Feb 26, 2010, 15:24 by dan_a
Very useful step through of development and scaling
Remo Biagioni (Feb 26, 2010 at 11:00)
Talk at PHP UK Conference 2010 (English - UK)
A real life example getting more throughput with fewer queries.
Over the last year we've grown a database from a few hundred megabytes to just over one terabyte. The database is reported on and populated by a network of servers using PHP. As the database has grown we've had to look again our initial assumptions and ways of working. One table has over 2billion rows; 2.5 million rows every day are added to another table. This talk will cover how we use explain, foreign keys, normalising data without sacrificing performance, queuing and using memcache. And, how we've made the system run faster now than it did with a much smaller database.
Quicklink: http://joind.in/1453
Track(s): Sidetrack 1
Feb 26, 2010, 16:36 by Stereoket
Some very interesting points, but felt it was too much info to cover in short space of time. Would like to have seen more examples and time on them
Feb 26, 2010, 16:59 by Shrikeh
Started slow and SEO-y, then demonstrably got stronger and more relevant.
Feb 27, 2010, 19:45 by pavlakis
Some really useful points.
Scaling to 30+ servers? I wonder. How many of those where just VM's?
Still, pretty impressive.
Enjoyed the talk. Nicely balanced :)
Mar 1, 2010, 11:50 by Gabriel403
Enjoyed this talk very much, a great story type talk about how the company went from a horrible db to something smooth and quick
Mar 2, 2010, 00:13 by Letssurf
Talker spent too long talking about their company.
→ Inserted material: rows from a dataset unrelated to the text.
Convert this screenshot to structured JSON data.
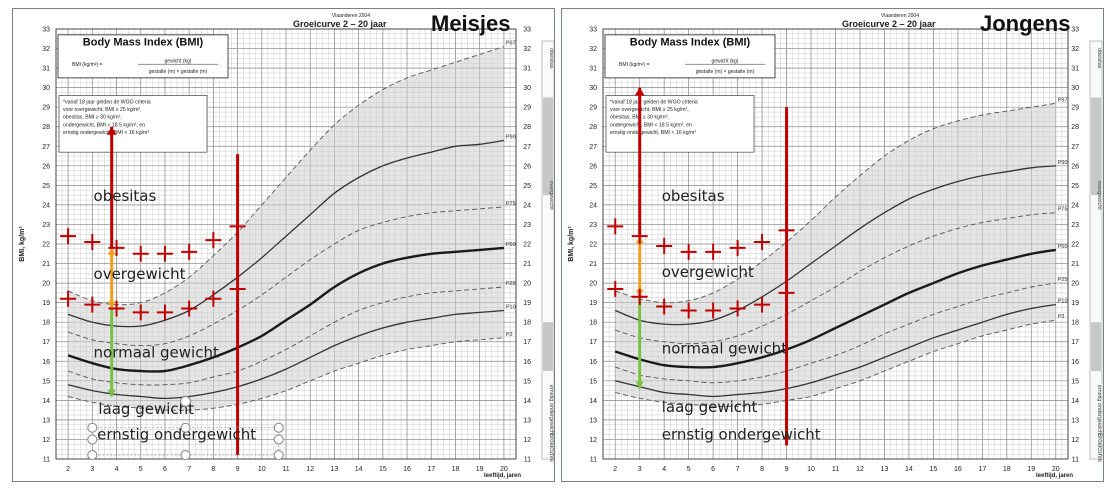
{
  "chart_data": [
    {
      "type": "line",
      "panel": "girls",
      "title": "Body Mass Index (BMI)",
      "subtitle": "Groeicurve 2 – 20 jaar",
      "source": "Vlaanderen 2004",
      "heading": "Meisjes",
      "formula": {
        "lhs": "BMI (kg/m²) =",
        "num": "gewicht (kg)",
        "den": "gestalte (m) × gestalte (m)"
      },
      "note": [
        "*vanaf 18 jaar gelden de WGO criteria",
        "voor overgewicht, BMI ≥ 25 kg/m²,",
        "obesitas, BMI ≥ 30 kg/m²,",
        "ondergewicht, BMI < 18.5 kg/m², en",
        "ernstig ondergewicht, BMI < 16 kg/m²"
      ],
      "xlabel": "leeftijd, jaren",
      "ylabel": "BMI, kg/m²",
      "xlim": [
        1.5,
        20.5
      ],
      "ylim": [
        11,
        33
      ],
      "x_ticks": [
        2,
        3,
        4,
        5,
        6,
        7,
        8,
        9,
        10,
        11,
        12,
        13,
        14,
        15,
        16,
        17,
        18,
        19,
        20
      ],
      "y_ticks": [
        11,
        12,
        13,
        14,
        15,
        16,
        17,
        18,
        19,
        20,
        21,
        22,
        23,
        24,
        25,
        26,
        27,
        28,
        29,
        30,
        31,
        32,
        33
      ],
      "side_labels": [
        "obesitas",
        "overgewicht",
        "ernstig ondergewicht"
      ],
      "side_footer": "Groeicurve",
      "series": [
        {
          "name": "P97",
          "style": "dashed",
          "x": [
            2,
            3,
            4,
            5,
            6,
            7,
            8,
            9,
            10,
            11,
            12,
            13,
            14,
            15,
            16,
            17,
            18,
            19,
            20
          ],
          "y": [
            19.6,
            19.1,
            18.9,
            19.0,
            19.5,
            20.3,
            21.4,
            22.6,
            24.0,
            25.4,
            26.8,
            28.1,
            29.1,
            29.9,
            30.5,
            30.9,
            31.3,
            31.7,
            32.1
          ]
        },
        {
          "name": "P90",
          "style": "solid",
          "x": [
            2,
            3,
            4,
            5,
            6,
            7,
            8,
            9,
            10,
            11,
            12,
            13,
            14,
            15,
            16,
            17,
            18,
            19,
            20
          ],
          "y": [
            18.4,
            18.0,
            17.8,
            17.8,
            18.1,
            18.6,
            19.4,
            20.3,
            21.3,
            22.4,
            23.5,
            24.6,
            25.4,
            26.0,
            26.4,
            26.7,
            27.0,
            27.1,
            27.3
          ]
        },
        {
          "name": "P75",
          "style": "dashed",
          "x": [
            2,
            3,
            4,
            5,
            6,
            7,
            8,
            9,
            10,
            11,
            12,
            13,
            14,
            15,
            16,
            17,
            18,
            19,
            20
          ],
          "y": [
            17.5,
            17.1,
            16.9,
            16.8,
            16.9,
            17.3,
            17.9,
            18.6,
            19.4,
            20.3,
            21.2,
            22.0,
            22.7,
            23.1,
            23.4,
            23.6,
            23.7,
            23.8,
            23.9
          ]
        },
        {
          "name": "P50",
          "style": "bold",
          "x": [
            2,
            3,
            4,
            5,
            6,
            7,
            8,
            9,
            10,
            11,
            12,
            13,
            14,
            15,
            16,
            17,
            18,
            19,
            20
          ],
          "y": [
            16.3,
            15.9,
            15.6,
            15.5,
            15.5,
            15.8,
            16.2,
            16.7,
            17.3,
            18.1,
            18.9,
            19.8,
            20.5,
            21.0,
            21.3,
            21.5,
            21.6,
            21.7,
            21.8
          ]
        },
        {
          "name": "P25",
          "style": "dashed",
          "x": [
            2,
            3,
            4,
            5,
            6,
            7,
            8,
            9,
            10,
            11,
            12,
            13,
            14,
            15,
            16,
            17,
            18,
            19,
            20
          ],
          "y": [
            15.5,
            15.1,
            14.9,
            14.8,
            14.8,
            14.9,
            15.2,
            15.5,
            16.0,
            16.6,
            17.3,
            18.0,
            18.6,
            19.0,
            19.3,
            19.5,
            19.6,
            19.7,
            19.8
          ]
        },
        {
          "name": "P10",
          "style": "solid",
          "x": [
            2,
            3,
            4,
            5,
            6,
            7,
            8,
            9,
            10,
            11,
            12,
            13,
            14,
            15,
            16,
            17,
            18,
            19,
            20
          ],
          "y": [
            14.8,
            14.5,
            14.3,
            14.2,
            14.1,
            14.2,
            14.4,
            14.7,
            15.1,
            15.6,
            16.2,
            16.8,
            17.3,
            17.7,
            18.0,
            18.2,
            18.4,
            18.5,
            18.6
          ]
        },
        {
          "name": "P3",
          "style": "dashed",
          "x": [
            2,
            3,
            4,
            5,
            6,
            7,
            8,
            9,
            10,
            11,
            12,
            13,
            14,
            15,
            16,
            17,
            18,
            19,
            20
          ],
          "y": [
            14.2,
            13.9,
            13.7,
            13.6,
            13.5,
            13.5,
            13.6,
            13.8,
            14.1,
            14.5,
            15.0,
            15.5,
            15.9,
            16.3,
            16.6,
            16.8,
            17.0,
            17.1,
            17.2
          ]
        }
      ],
      "band_lower": "P3",
      "band_upper": "P97",
      "annotations": {
        "labels": [
          {
            "text": "obesitas",
            "x": 3.05,
            "y": 24.2
          },
          {
            "text": "overgewicht",
            "x": 3.05,
            "y": 20.2
          },
          {
            "text": "normaal gewicht",
            "x": 3.05,
            "y": 16.2
          },
          {
            "text": "laag gewicht",
            "x": 3.25,
            "y": 13.3
          },
          {
            "text": "ernstig ondergewicht",
            "x": 3.2,
            "y": 12.0
          }
        ],
        "crosses_upper": [
          {
            "x": 2,
            "y": 22.4
          },
          {
            "x": 3,
            "y": 22.1
          },
          {
            "x": 4,
            "y": 21.8
          },
          {
            "x": 5,
            "y": 21.5
          },
          {
            "x": 6,
            "y": 21.5
          },
          {
            "x": 7,
            "y": 21.6
          },
          {
            "x": 8,
            "y": 22.2
          },
          {
            "x": 9,
            "y": 22.9
          }
        ],
        "crosses_lower": [
          {
            "x": 2,
            "y": 19.2
          },
          {
            "x": 3,
            "y": 18.9
          },
          {
            "x": 4,
            "y": 18.7
          },
          {
            "x": 5,
            "y": 18.5
          },
          {
            "x": 6,
            "y": 18.5
          },
          {
            "x": 7,
            "y": 18.7
          },
          {
            "x": 8,
            "y": 19.2
          },
          {
            "x": 9,
            "y": 19.7
          }
        ],
        "vlines": [
          {
            "x": 3.8,
            "y1": 28.0,
            "y2": 21.8,
            "color": "#c00000"
          },
          {
            "x": 3.8,
            "y1": 21.8,
            "y2": 18.7,
            "color": "#f0a020"
          },
          {
            "x": 3.8,
            "y1": 18.7,
            "y2": 14.2,
            "color": "#7ac043"
          },
          {
            "x": 9,
            "y1": 26.6,
            "y2": 11.2,
            "color": "#c00000"
          }
        ],
        "handles": [
          {
            "x": 3.0,
            "y": 12.6
          },
          {
            "x": 6.85,
            "y": 12.6
          },
          {
            "x": 10.7,
            "y": 12.6
          },
          {
            "x": 3.0,
            "y": 12.0
          },
          {
            "x": 10.7,
            "y": 12.0
          },
          {
            "x": 3.0,
            "y": 11.2
          },
          {
            "x": 6.85,
            "y": 11.2
          },
          {
            "x": 10.7,
            "y": 11.2
          }
        ]
      },
      "colors": {
        "band": "#cfcfcf",
        "grid": "#b8b8b8",
        "text": "#222222",
        "red": "#c00000",
        "orange": "#f0a020",
        "green": "#7ac043"
      }
    },
    {
      "type": "line",
      "panel": "boys",
      "title": "Body Mass Index (BMI)",
      "subtitle": "Groeicurve 2 – 20 jaar",
      "source": "Vlaanderen 2004",
      "heading": "Jongens",
      "formula": {
        "lhs": "BMI (kg/m²) =",
        "num": "gewicht (kg)",
        "den": "gestalte (m) × gestalte (m)"
      },
      "note": [
        "*vanaf 18 jaar gelden de WGO criteria",
        "voor overgewicht, BMI ≥ 25 kg/m²,",
        "obesitas, BMI ≥ 30 kg/m²,",
        "ondergewicht, BMI < 18.5 kg/m², en",
        "ernstig ondergewicht, BMI < 16 kg/m²"
      ],
      "xlabel": "leeftijd, jaren",
      "ylabel": "BMI, kg/m²",
      "xlim": [
        1.5,
        20.5
      ],
      "ylim": [
        11,
        33
      ],
      "x_ticks": [
        2,
        3,
        4,
        5,
        6,
        7,
        8,
        9,
        10,
        11,
        12,
        13,
        14,
        15,
        16,
        17,
        18,
        19,
        20
      ],
      "y_ticks": [
        11,
        12,
        13,
        14,
        15,
        16,
        17,
        18,
        19,
        20,
        21,
        22,
        23,
        24,
        25,
        26,
        27,
        28,
        29,
        30,
        31,
        32,
        33
      ],
      "side_labels": [
        "obesitas",
        "overgewicht",
        "ernstig ondergewicht"
      ],
      "side_footer": "Groeicurve",
      "series": [
        {
          "name": "P97",
          "style": "dashed",
          "x": [
            2,
            3,
            4,
            5,
            6,
            7,
            8,
            9,
            10,
            11,
            12,
            13,
            14,
            15,
            16,
            17,
            18,
            19,
            20
          ],
          "y": [
            19.6,
            19.2,
            19.0,
            19.1,
            19.5,
            20.2,
            21.1,
            22.1,
            23.2,
            24.4,
            25.5,
            26.5,
            27.3,
            27.9,
            28.3,
            28.6,
            28.8,
            29.0,
            29.2
          ]
        },
        {
          "name": "P90",
          "style": "solid",
          "x": [
            2,
            3,
            4,
            5,
            6,
            7,
            8,
            9,
            10,
            11,
            12,
            13,
            14,
            15,
            16,
            17,
            18,
            19,
            20
          ],
          "y": [
            18.6,
            18.1,
            17.9,
            17.9,
            18.1,
            18.6,
            19.3,
            20.1,
            21.0,
            21.9,
            22.8,
            23.6,
            24.3,
            24.8,
            25.2,
            25.5,
            25.7,
            25.9,
            26.0
          ]
        },
        {
          "name": "P75",
          "style": "dashed",
          "x": [
            2,
            3,
            4,
            5,
            6,
            7,
            8,
            9,
            10,
            11,
            12,
            13,
            14,
            15,
            16,
            17,
            18,
            19,
            20
          ],
          "y": [
            17.6,
            17.2,
            17.0,
            16.9,
            17.0,
            17.3,
            17.8,
            18.4,
            19.1,
            19.8,
            20.6,
            21.3,
            21.9,
            22.4,
            22.8,
            23.1,
            23.3,
            23.5,
            23.6
          ]
        },
        {
          "name": "P50",
          "style": "bold",
          "x": [
            2,
            3,
            4,
            5,
            6,
            7,
            8,
            9,
            10,
            11,
            12,
            13,
            14,
            15,
            16,
            17,
            18,
            19,
            20
          ],
          "y": [
            16.5,
            16.1,
            15.8,
            15.7,
            15.7,
            15.9,
            16.2,
            16.6,
            17.1,
            17.7,
            18.3,
            18.9,
            19.5,
            20.0,
            20.5,
            20.9,
            21.2,
            21.5,
            21.7
          ]
        },
        {
          "name": "P25",
          "style": "dashed",
          "x": [
            2,
            3,
            4,
            5,
            6,
            7,
            8,
            9,
            10,
            11,
            12,
            13,
            14,
            15,
            16,
            17,
            18,
            19,
            20
          ],
          "y": [
            15.7,
            15.3,
            15.1,
            15.0,
            14.9,
            15.0,
            15.2,
            15.5,
            15.9,
            16.3,
            16.8,
            17.4,
            17.9,
            18.4,
            18.8,
            19.2,
            19.5,
            19.8,
            20.0
          ]
        },
        {
          "name": "P10",
          "style": "solid",
          "x": [
            2,
            3,
            4,
            5,
            6,
            7,
            8,
            9,
            10,
            11,
            12,
            13,
            14,
            15,
            16,
            17,
            18,
            19,
            20
          ],
          "y": [
            15.0,
            14.7,
            14.4,
            14.3,
            14.2,
            14.3,
            14.4,
            14.6,
            14.9,
            15.3,
            15.7,
            16.2,
            16.7,
            17.2,
            17.6,
            18.0,
            18.4,
            18.7,
            18.9
          ]
        },
        {
          "name": "P3",
          "style": "dashed",
          "x": [
            2,
            3,
            4,
            5,
            6,
            7,
            8,
            9,
            10,
            11,
            12,
            13,
            14,
            15,
            16,
            17,
            18,
            19,
            20
          ],
          "y": [
            14.4,
            14.1,
            13.9,
            13.8,
            13.7,
            13.7,
            13.8,
            14.0,
            14.2,
            14.6,
            15.0,
            15.5,
            16.0,
            16.5,
            16.9,
            17.3,
            17.6,
            17.9,
            18.1
          ]
        }
      ],
      "band_lower": "P3",
      "band_upper": "P97",
      "annotations": {
        "labels": [
          {
            "text": "obesitas",
            "x": 3.9,
            "y": 24.2
          },
          {
            "text": "overgewicht",
            "x": 3.9,
            "y": 20.3
          },
          {
            "text": "normaal gewicht",
            "x": 3.9,
            "y": 16.4
          },
          {
            "text": "laag gewicht",
            "x": 3.9,
            "y": 13.4
          },
          {
            "text": "ernstig ondergewicht",
            "x": 3.9,
            "y": 12.0
          }
        ],
        "crosses_upper": [
          {
            "x": 2,
            "y": 22.9
          },
          {
            "x": 3,
            "y": 22.4
          },
          {
            "x": 4,
            "y": 21.9
          },
          {
            "x": 5,
            "y": 21.6
          },
          {
            "x": 6,
            "y": 21.6
          },
          {
            "x": 7,
            "y": 21.8
          },
          {
            "x": 8,
            "y": 22.1
          },
          {
            "x": 9,
            "y": 22.7
          }
        ],
        "crosses_lower": [
          {
            "x": 2,
            "y": 19.7
          },
          {
            "x": 3,
            "y": 19.3
          },
          {
            "x": 4,
            "y": 18.8
          },
          {
            "x": 5,
            "y": 18.6
          },
          {
            "x": 6,
            "y": 18.6
          },
          {
            "x": 7,
            "y": 18.7
          },
          {
            "x": 8,
            "y": 18.9
          },
          {
            "x": 9,
            "y": 19.5
          }
        ],
        "vlines": [
          {
            "x": 3.0,
            "y1": 30.0,
            "y2": 22.4,
            "color": "#c00000"
          },
          {
            "x": 3.0,
            "y1": 22.4,
            "y2": 19.3,
            "color": "#f0a020"
          },
          {
            "x": 3.0,
            "y1": 19.3,
            "y2": 14.6,
            "color": "#7ac043"
          },
          {
            "x": 9,
            "y1": 29.0,
            "y2": 11.7,
            "color": "#c00000"
          }
        ],
        "handles": []
      },
      "colors": {
        "band": "#cfcfcf",
        "grid": "#b8b8b8",
        "text": "#222222",
        "red": "#c00000",
        "orange": "#f0a020",
        "green": "#7ac043"
      }
    }
  ]
}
Talker didn't seem to full understanding what they had done technically a lot of the time. Mainly spoke about how big and great their servers where.
There was some useful information to take but not enough as the useful pieces where skipped over.
Feb 26, 2010, 12:40 by BinaryKitten
Talk had a lot of content I wouldn't have considered as part of the talk. Felt disengaged from the speaker and the talk subject. The main thing I picked up was "memcached go for it".